INGREDIENTS

  • 1/2 lb green beans
  • 1 tablespoon salt
  • 3 tablespoons extra virgin olive oil
  • 1/3 cup extra virgin olive oil
  • 6 ounces portabella mushrooms , stemmed, sliced
  • 1/2 teaspoon dried thyme , crushed
  • 1/4 cup shallots , chopped
  • 1/2 teaspoon salt
  • 1/4 teaspoon ground pepper
  • 3 tablespoons balsamic vinegar
  • 1 teaspoon Dijon mustard

DIRECTIONS

  1. Bring a large pot of water and 1 Tbs. salt to a boil. Add green beans and cook 5 minutes. Drain beans and place in a large bowl of cold water to stop the cooking.

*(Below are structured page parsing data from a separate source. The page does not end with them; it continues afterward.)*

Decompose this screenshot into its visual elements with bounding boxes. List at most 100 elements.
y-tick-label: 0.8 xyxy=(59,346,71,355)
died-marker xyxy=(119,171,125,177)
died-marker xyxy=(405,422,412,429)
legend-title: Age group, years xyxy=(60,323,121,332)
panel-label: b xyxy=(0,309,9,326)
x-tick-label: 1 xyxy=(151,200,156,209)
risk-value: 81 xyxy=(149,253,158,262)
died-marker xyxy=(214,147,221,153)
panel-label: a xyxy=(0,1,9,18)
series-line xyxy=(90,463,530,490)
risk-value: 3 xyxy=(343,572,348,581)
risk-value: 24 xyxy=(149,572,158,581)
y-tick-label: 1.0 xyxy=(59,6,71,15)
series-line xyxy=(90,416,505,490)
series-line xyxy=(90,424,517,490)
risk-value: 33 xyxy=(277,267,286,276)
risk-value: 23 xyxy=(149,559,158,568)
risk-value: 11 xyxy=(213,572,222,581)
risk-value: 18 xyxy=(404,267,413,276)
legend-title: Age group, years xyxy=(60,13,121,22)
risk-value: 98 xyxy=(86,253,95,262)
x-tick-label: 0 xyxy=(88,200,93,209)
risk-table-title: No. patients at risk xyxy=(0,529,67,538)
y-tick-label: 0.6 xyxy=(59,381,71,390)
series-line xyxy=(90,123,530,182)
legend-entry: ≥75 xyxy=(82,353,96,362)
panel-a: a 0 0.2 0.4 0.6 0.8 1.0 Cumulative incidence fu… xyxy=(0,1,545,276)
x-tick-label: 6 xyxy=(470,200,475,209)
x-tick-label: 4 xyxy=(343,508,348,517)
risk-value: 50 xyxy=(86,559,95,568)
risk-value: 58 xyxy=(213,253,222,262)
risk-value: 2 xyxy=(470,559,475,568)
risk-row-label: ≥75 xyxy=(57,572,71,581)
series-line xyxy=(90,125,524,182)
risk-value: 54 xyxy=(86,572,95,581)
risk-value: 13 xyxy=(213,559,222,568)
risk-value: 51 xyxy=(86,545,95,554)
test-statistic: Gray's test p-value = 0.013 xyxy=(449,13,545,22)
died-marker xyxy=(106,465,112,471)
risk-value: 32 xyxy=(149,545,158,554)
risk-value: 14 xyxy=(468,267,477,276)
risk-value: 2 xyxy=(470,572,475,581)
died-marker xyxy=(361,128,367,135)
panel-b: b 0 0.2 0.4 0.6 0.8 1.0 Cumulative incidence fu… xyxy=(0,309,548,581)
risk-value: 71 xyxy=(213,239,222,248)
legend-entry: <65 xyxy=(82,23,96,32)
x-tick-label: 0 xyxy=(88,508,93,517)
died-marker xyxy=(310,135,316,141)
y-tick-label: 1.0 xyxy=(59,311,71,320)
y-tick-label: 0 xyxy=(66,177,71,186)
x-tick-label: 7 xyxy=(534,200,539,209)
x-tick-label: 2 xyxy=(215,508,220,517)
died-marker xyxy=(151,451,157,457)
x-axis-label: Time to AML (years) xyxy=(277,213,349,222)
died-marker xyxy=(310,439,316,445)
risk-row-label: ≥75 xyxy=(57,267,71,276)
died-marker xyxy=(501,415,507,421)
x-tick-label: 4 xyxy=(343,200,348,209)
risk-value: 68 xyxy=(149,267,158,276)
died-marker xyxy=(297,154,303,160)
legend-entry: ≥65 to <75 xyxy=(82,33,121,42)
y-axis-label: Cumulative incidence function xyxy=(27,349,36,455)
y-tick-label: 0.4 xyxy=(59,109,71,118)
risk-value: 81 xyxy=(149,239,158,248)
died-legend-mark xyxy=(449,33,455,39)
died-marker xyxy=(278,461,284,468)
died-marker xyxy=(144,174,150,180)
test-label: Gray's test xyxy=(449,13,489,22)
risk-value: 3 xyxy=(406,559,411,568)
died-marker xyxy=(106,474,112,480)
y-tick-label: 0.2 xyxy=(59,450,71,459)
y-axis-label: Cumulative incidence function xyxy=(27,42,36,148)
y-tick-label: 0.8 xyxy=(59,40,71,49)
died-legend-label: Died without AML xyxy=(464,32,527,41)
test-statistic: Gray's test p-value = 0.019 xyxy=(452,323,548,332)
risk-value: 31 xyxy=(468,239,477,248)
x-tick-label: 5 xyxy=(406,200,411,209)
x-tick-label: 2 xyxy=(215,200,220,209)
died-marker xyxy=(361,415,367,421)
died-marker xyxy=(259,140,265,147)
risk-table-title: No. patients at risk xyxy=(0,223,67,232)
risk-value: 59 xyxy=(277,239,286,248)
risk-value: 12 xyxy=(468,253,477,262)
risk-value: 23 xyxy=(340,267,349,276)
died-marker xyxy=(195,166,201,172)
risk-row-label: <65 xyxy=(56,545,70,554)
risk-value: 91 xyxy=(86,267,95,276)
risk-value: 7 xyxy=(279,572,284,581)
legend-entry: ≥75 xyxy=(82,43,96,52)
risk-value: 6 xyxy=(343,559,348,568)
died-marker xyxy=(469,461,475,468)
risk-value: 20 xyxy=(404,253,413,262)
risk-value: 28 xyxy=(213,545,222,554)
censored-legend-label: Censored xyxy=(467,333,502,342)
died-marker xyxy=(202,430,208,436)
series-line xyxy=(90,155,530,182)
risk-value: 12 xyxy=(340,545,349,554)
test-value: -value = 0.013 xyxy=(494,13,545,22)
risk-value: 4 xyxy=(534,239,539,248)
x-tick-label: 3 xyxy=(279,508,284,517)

Let sit 5 minutes to cool. Remove from cold water and dry.
  2. Heat skillet and add 3 Tbs. of oil at medium heat. Add mushrooms and thyme. Saute 5 minutes until mushrooms are brown. Add shallots and continue to saute an addtl 2 minutes. Add salt and pepper.
  3. In a small mixing bowl, whisk vinegar and mustard. Gradually add the 1/3 cup olive oil.
  4. Place green beans and mushrooms in serving bowl and drizzle vinegar-mustard over to serve.